Il s’agit d’une exception dans le temps mais non dans l’espace, car la hausse des températures moyennes entre 1920 et 1940 concerne l’ensemble de l’hémisphère Nord. Elle est attestée au Groenland. Elle explique qu’un brise-glaces soviétique, le A.  Sibiryakov, ait pu pour la première fois en 1932, sans devoir s’arrêter pour hiberner, naviguer depuis Mourmansk, près de la Finlande, jusqu’à Vladivostok en passant par le détroit de Béring. À l’aéroport du Svalbard, un archipel situé entre la Norvège et le pôle Nord, l’hiver est alors moins froid que lors de la forte poussée de chaleur de la fin du XXe  siècle. Et comme l’Atlantique nord se réchauffe, les populations de morues se déplacent vers les mers arctiques. Le rythme d’augmentation du niveau des mers s’accélère, dopé par la fonte des marges de la calotte glaciaire groenlandaise et celle des glaciers continentaux.

Le plateau tibétain (2,5 millions de km2) se réchauffe, que ce soit au nord-est, côté chinois, à plus de 2 200 mètres d’altitude, ou à Lhassa, dans la partie centrale, à 3 650  mètres. Un réchauffement abrupt est relevé dans une station soviétique au nord-ouest du plateau entre 1935 et 1940, à plus de 2 000 mètres d’altitude. La hausse est nette dans les relevés de températures chinois, un peu moins nette au Japon, où cependant deux années de cette période sont marquées par une floraison exceptionnellement précoce des cerisiers. L’URSS connaît dans les années 1930 une série de sécheresses catastrophiques qui affectent tout l’ouest de la fédération, de l’Ukraine à l’Oural. C’est l’époque du sinistre Holodomor, la famine ukrainienne en partie imputable aux décisions de Staline. En France la période s’inaugure par des relevés exceptionnels en 1921 dans l’est du pays : plus de 40 °C à Besançon et Moulins, plus de 41 °C à Chaumont et Vesoul, près de 45 °C à Bourg-en-Bresse. Dans le massif du Mont-Blanc, le glacier des Bossons, connu pour sa réactivité, montre une forte régression vers 1950, témoin du réchauffement précédent. En Europe, la hausse est dans l’ensemble plus marquée pour les températures d’été que celles d’hiver.

La fin du Petit Âge glaciaire est souvent présentée comme ayant eu lieu vers le milieu du XIXe  siècle, car c’est le moment où les glaciers alpins commencent à décroître.
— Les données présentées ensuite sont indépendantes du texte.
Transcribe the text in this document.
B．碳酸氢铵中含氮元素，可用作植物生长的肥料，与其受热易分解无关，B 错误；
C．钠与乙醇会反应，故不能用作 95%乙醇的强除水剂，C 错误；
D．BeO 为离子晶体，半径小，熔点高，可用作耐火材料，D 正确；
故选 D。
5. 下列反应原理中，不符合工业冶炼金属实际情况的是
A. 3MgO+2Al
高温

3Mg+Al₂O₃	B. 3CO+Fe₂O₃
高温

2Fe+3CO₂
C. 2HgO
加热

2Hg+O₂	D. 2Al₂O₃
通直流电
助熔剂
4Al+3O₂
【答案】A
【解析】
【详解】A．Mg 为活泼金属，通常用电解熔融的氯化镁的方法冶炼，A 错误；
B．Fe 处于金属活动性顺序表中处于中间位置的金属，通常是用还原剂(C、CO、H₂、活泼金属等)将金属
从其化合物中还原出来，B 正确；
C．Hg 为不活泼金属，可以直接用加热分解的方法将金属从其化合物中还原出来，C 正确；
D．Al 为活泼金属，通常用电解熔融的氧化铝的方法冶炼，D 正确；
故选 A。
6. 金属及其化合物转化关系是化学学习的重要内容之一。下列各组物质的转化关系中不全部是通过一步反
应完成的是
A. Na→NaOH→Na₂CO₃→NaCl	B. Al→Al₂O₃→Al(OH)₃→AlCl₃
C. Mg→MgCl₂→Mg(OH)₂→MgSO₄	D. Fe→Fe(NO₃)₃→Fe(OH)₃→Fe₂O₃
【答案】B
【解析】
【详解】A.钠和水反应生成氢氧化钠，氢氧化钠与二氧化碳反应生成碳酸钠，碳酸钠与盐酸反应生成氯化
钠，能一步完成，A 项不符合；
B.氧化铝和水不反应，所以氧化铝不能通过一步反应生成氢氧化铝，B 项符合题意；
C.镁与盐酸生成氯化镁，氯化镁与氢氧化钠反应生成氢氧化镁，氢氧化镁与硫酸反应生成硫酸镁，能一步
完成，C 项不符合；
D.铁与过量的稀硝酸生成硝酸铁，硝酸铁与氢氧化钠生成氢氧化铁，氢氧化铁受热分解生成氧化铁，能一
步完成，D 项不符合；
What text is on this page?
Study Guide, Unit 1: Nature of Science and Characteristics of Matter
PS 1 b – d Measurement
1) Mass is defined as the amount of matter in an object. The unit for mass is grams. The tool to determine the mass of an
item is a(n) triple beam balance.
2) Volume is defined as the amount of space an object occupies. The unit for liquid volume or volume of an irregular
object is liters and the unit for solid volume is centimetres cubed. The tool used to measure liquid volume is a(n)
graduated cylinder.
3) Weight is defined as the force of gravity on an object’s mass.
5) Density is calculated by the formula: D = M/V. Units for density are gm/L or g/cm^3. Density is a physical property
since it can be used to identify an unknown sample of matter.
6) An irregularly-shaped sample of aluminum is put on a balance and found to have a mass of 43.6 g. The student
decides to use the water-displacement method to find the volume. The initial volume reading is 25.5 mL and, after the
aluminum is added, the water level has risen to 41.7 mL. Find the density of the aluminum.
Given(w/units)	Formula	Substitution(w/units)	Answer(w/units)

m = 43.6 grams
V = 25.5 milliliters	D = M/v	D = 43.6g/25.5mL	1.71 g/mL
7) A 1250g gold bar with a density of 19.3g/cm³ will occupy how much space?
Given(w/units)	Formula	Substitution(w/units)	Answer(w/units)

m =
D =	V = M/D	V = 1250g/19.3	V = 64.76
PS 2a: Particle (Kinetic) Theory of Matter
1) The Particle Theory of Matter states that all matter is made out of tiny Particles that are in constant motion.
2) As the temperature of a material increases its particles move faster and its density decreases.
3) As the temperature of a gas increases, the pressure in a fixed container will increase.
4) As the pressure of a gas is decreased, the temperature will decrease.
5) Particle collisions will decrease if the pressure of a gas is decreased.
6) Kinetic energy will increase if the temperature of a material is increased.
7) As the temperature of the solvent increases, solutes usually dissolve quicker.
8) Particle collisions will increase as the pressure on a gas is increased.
Mais l’évolution des glaciers est parfois davantage liée à celle de la pluviosité qu’à celle des températures, et en l’occurrence la césure des années  1850 peut s’interpréter comme le passage de décennies de forte pluviosité à des décennies de moindre pluviosité. Et même si l’on observe des records de chaleur en Europe au cours de certains étés, comme en 1858, 1868 ou encore 1893, les températures moyennes restent fraîches jusqu’au début du XXe. En Europe, la décennie qui va d’octobre 1881 à janvier  1893 est très fraîche, observe l’historien suisse Christian Pfister. Il en va de même des années 1902 et 1903. Le régime des pluies reste aussi passablement chaotique. En 1910 la Seine connaît sa plus forte inondation depuis le cœur du Petit Âge glaciaire en 1658. Pendant la guerre des tranchées, l’hiver 1916-1917 est glacial : –15 °C à Paris. Et après le réchauffement des années 1920-1940, un nouveau refroidissement s’installe, particulièrement sensible –  au point qu’une bonne partie de la communauté scientifique sonne le tocsin  : notre interglaciaire s’achève, un nouvel âge glaciaire arrive !

Extrait du livre d’Olivier Postel-Vinay, « Sapiens et le climat Une histoire bien chahutée », publié aux éditions Presses de la Cité

Liens vers la boutique : cliquez ICI et ICI

En raison de débordements, nous avons fait le choix de suspendre les commentaires des articles d'Atlantico.fr.

Mais n'hésitez pas à partager cet article avec vos proches par mail, messagerie, SMS ou sur les réseaux sociaux afin de continuer le débat !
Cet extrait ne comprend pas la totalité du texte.